Bill Parcells, born in New Jersey, became one of the most successful coaches in NFL history. Although he was drafted by the Detroit Lions as linebacker, Parcells realized he was suited for coaching and began the long journey to a NFL head coaching job. He is the only coach to lead four different teams to the playoffs.
Football coach. Born Duane Charles Parcells on August 22, 1941, in Englewood, New Jersey to Ida and Charles Parcells. Young Duane Parcells picked up the name he would use for the rest of his life after being frequently mistaken for another local boy named Bill and deciding it would be easier just to go by the new moniker. Parcells was a star prep athlete, excelling in football, baseball and basketball at River Dell Regional High School in Oradell, New Jersey.
After finishing high school, Parcells attended Colgate University and then Wichita State, where he was a linebacker on the football team. Upon graduation, Parcells was drafted in the seventh round of the NFL draft by the Detroit Lions, but soon realized he was more cut out for coaching than playing professional football. He took his first assistant coaching job at Hastings College in Nebraska, where his initial duties included lining the field with chalk and washing uniforms.
Varied Coaching Jobs
Parcells bounced among assistant coaching jobs at Wichita State, Army, Florida State, Vanderbilt and Texas Tech before landing his first head coach gig in 1978 at the Air Force Academy in Colorado. A year later, Parcells accepted an NFL assistant coaching job with the New York Giants but then abruptly withdrew from football, moving his family back to Colorado and accepting a desk job with a land development company. Life without football, however, proved intolerable. Sensing his unhappiness, Parcells' wife Judy insisted he coach again. ''She knew I could not live without football," he said. (The couple was married for 40 years before divorcing in 2002.)
Success in the NFL
After working several assistant jobs in the NFL, Parcells took over as head coach of the New York Giants in 1983. He soon managed to turn things around for the beleaguered team, which had enjoyed only one winning season in the previous decade. The Giants, led by Parcells, won both the 1986 and 1990 Super Bowls, establishing Parcells' reputation as one of the game's top coaches and a genius at turning bad teams around.
Parcells announced the first of his several retirements in 1991, citing heart problems. Two years later, though, he was back on the field as coach of the New England Patriots, another losing team he coached to a Super Bowl appearance within a few years. It was with the Pats that Parcells earned the nickname "Big Tuna." Said Parcells, "the players pulled a practical joke and I said, 'Do you think I'm Charlie the Tuna, like a sucker?' After that, they called me Tuna.''
Parcells left football again in 1996, following the Patriots' Super Bowl loss to the Green Bay Packers. This time, Parcells' retirement lasted eight days before he agreed to coach the New York Jets. Despite the team's 1-15 record in the season before his arrival, Parcells managed to guide the Jets as far as the conference title game in 1998. After relinquishing his Jets coaching duties in 1999, Parcells vowed not to coach again. But he again failed at retirement, agreeing to take over the Dallas Cowboys in 2003. The coach still had his turn-around magic; after enduring three straight 5-11 seasons before Parcells' arrival, the Cowboys reached the playoffs with a 10-6 record in the coach's first year on the job.

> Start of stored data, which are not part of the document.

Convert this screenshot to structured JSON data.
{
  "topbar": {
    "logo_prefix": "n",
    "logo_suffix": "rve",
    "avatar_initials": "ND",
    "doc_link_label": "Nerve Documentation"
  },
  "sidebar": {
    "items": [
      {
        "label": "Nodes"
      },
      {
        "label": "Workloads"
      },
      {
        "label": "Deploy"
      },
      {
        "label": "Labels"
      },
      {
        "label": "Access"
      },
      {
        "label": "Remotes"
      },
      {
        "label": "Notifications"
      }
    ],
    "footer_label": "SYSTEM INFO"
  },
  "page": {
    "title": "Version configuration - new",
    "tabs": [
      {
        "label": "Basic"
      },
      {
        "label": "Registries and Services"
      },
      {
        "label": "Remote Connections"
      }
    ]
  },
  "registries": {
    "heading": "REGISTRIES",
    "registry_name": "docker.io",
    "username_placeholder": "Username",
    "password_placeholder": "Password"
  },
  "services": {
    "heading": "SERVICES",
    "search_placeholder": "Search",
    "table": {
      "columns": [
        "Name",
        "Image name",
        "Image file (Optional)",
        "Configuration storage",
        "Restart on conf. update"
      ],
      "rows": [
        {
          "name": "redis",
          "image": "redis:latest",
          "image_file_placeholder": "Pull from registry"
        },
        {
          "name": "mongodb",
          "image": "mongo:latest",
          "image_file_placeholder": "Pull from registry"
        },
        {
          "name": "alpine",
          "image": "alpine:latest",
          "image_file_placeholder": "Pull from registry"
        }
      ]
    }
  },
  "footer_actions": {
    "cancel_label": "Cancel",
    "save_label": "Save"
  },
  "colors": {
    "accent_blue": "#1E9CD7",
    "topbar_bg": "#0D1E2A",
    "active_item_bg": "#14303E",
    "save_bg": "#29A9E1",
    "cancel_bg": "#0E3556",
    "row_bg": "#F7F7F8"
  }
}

In January 2007, Parcells announced his resignation from the Cowboys and (yet again) his retirement from coaching football. This time, he actually seemed to mean it. Parcells left the Cowboys with a 172-130-1 career record and the distinction of being the only coach in NFL history to lead four different teams to the playoffs. At the time, only eight other coaches had won more games from NFL sidelines.

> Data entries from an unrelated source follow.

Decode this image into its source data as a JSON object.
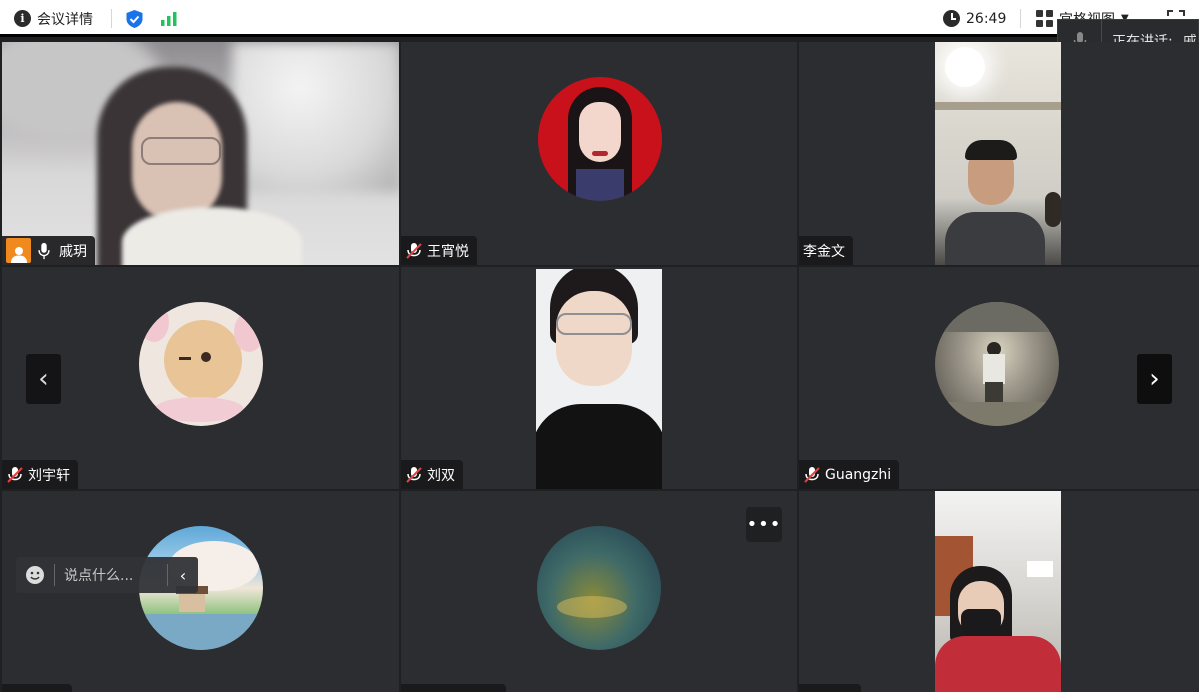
{
  "topbar": {
    "meeting_details_label": "会议详情",
    "timer": "26:49",
    "view_label": "宫格视图"
  },
  "speaking": {
    "label": "正在讲话:",
    "name": "戚"
  },
  "participants": [
    {
      "name": "戚玥",
      "muted": false,
      "host": true
    },
    {
      "name": "王宵悦",
      "muted": true
    },
    {
      "name": "李金文",
      "muted": false
    },
    {
      "name": "刘宇轩",
      "muted": true
    },
    {
      "name": "刘双",
      "muted": true
    },
    {
      "name": "Guangzhi",
      "muted": true
    }
  ],
  "chat": {
    "placeholder": "说点什么..."
  },
  "colors": {
    "active_speaker_border": "#22c35d",
    "host_badge": "#f08a1e",
    "shield": "#1a73e8",
    "signal": "#22c35d"
  },
  "icons": [
    "info-icon",
    "shield-icon",
    "signal-icon",
    "clock-icon",
    "grid-view-icon",
    "fullscreen-icon",
    "mic-icon",
    "mic-muted-icon",
    "host-icon",
    "chevron-left-icon",
    "chevron-right-icon",
    "emoji-icon",
    "more-icon"
  ]
}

Perhaps predictably, Parcells could not stay completely away from the gridiron. By late 2007, he had agreed to become Executive Vice President of Football Operations for the Miami Dolphins, a role that essentially made him manager of the team's coaches. The jobs fulfilled a promise to himself, Parcells said, that he would shape other coaches' football vision the way that mentors like Al Davis, Tom Landry and Chuck Knox shaped his own.
After leaving the Dolphins in 2010, Parcells became an analyst for ESPN. He was inducted into the Pro Football Hall of Fame in 2013, and the following year he published the memoir Parcells: A Football Life.
Football, more than anything else, has defined Bill Parcells as a person. "It's not just another job," he has said. "It's my life."